We use Nagios to monitor quite a few (~130) servers. We monitor CPU, Disk, RAM and a few other things on each server. I've always used SSH to run the remote commands, purely because it requires little to no additional config on the remote server, just install nagios-plugins, create the nagios user and add the SSH key, all of which I've automated into a shell script. I've never actually considered the performance implications of using SSH over NRPE.

I'm not too bothered about the load hit on the Nagios server (It's probably over-speced for what it does, it's never been over 10% CPU), but we run each remote check every 30 seconds and each server has 5 different checks performed. I assume SSH requires more resources for each check but is there a huge difference? (I.E. enough of a difference to warrant the switch to NRPE).

If it's any help, we monitor a mix of physical servers (Normally with 8, 12 or 16 physical cores) and Amazon EC2 medium/large instances.

Best Answer

I've always believed the administration advantage of SSH (I use push_check) outweighs any additional load. Modern CPUs are so fast that the cost of encrypting a handful of bytes is pretty minimal, so it comes down to running two processes (SSH and the check script) vs one (check script fired off by NRPE).
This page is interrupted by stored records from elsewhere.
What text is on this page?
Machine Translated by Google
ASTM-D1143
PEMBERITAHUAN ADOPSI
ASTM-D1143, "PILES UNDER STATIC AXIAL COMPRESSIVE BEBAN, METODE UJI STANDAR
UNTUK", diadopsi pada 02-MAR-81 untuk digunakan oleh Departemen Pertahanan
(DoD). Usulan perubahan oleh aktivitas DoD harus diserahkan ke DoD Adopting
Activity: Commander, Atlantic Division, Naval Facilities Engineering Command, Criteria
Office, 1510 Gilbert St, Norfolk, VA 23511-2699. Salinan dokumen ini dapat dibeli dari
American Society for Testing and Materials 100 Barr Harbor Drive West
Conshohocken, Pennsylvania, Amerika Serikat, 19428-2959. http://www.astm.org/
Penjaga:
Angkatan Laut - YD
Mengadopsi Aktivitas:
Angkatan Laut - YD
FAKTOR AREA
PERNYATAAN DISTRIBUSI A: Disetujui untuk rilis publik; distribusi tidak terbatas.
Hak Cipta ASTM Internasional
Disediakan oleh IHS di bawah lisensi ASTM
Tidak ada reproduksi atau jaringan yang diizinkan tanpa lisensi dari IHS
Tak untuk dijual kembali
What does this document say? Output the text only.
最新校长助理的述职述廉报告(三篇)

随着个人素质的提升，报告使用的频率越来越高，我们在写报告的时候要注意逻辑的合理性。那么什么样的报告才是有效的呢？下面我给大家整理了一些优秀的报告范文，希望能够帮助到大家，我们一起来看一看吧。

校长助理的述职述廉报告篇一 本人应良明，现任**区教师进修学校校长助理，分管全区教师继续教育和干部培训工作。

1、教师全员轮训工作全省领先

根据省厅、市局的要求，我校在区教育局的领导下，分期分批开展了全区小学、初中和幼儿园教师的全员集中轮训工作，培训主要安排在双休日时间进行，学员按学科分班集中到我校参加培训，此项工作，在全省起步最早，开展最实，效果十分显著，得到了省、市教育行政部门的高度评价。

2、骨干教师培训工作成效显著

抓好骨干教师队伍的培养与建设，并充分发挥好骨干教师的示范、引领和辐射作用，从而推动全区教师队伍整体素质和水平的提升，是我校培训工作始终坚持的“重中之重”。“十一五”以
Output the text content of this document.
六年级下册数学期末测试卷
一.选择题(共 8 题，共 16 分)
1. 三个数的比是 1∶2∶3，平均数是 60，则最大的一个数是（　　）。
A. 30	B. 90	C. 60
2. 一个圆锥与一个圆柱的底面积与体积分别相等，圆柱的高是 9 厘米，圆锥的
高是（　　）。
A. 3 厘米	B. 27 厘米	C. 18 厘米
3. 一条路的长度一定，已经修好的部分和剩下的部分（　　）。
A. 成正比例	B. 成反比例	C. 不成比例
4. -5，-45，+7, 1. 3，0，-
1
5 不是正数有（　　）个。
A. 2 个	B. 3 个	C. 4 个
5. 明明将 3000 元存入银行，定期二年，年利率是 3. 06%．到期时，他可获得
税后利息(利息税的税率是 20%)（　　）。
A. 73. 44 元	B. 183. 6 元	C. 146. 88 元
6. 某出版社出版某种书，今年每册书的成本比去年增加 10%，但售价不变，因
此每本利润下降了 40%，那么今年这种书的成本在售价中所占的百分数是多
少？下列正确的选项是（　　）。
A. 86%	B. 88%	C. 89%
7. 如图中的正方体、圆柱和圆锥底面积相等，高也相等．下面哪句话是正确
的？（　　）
For check scripts written in an interpreted language, I would expect the overhead of firing up the interpreter (Perl, Python, Bash) to exceed the CPU cost of starting an SSH session. Given modern CPUs, your machines are more likely to be disk or memory limited rather than CPU limited.

Provided your Nagios machine is coping -- it has to set up 20 SSH connections every second -- I would err on the side of convenience.

Not really an answer to your question, more of an argument that life is too short to worry about it :)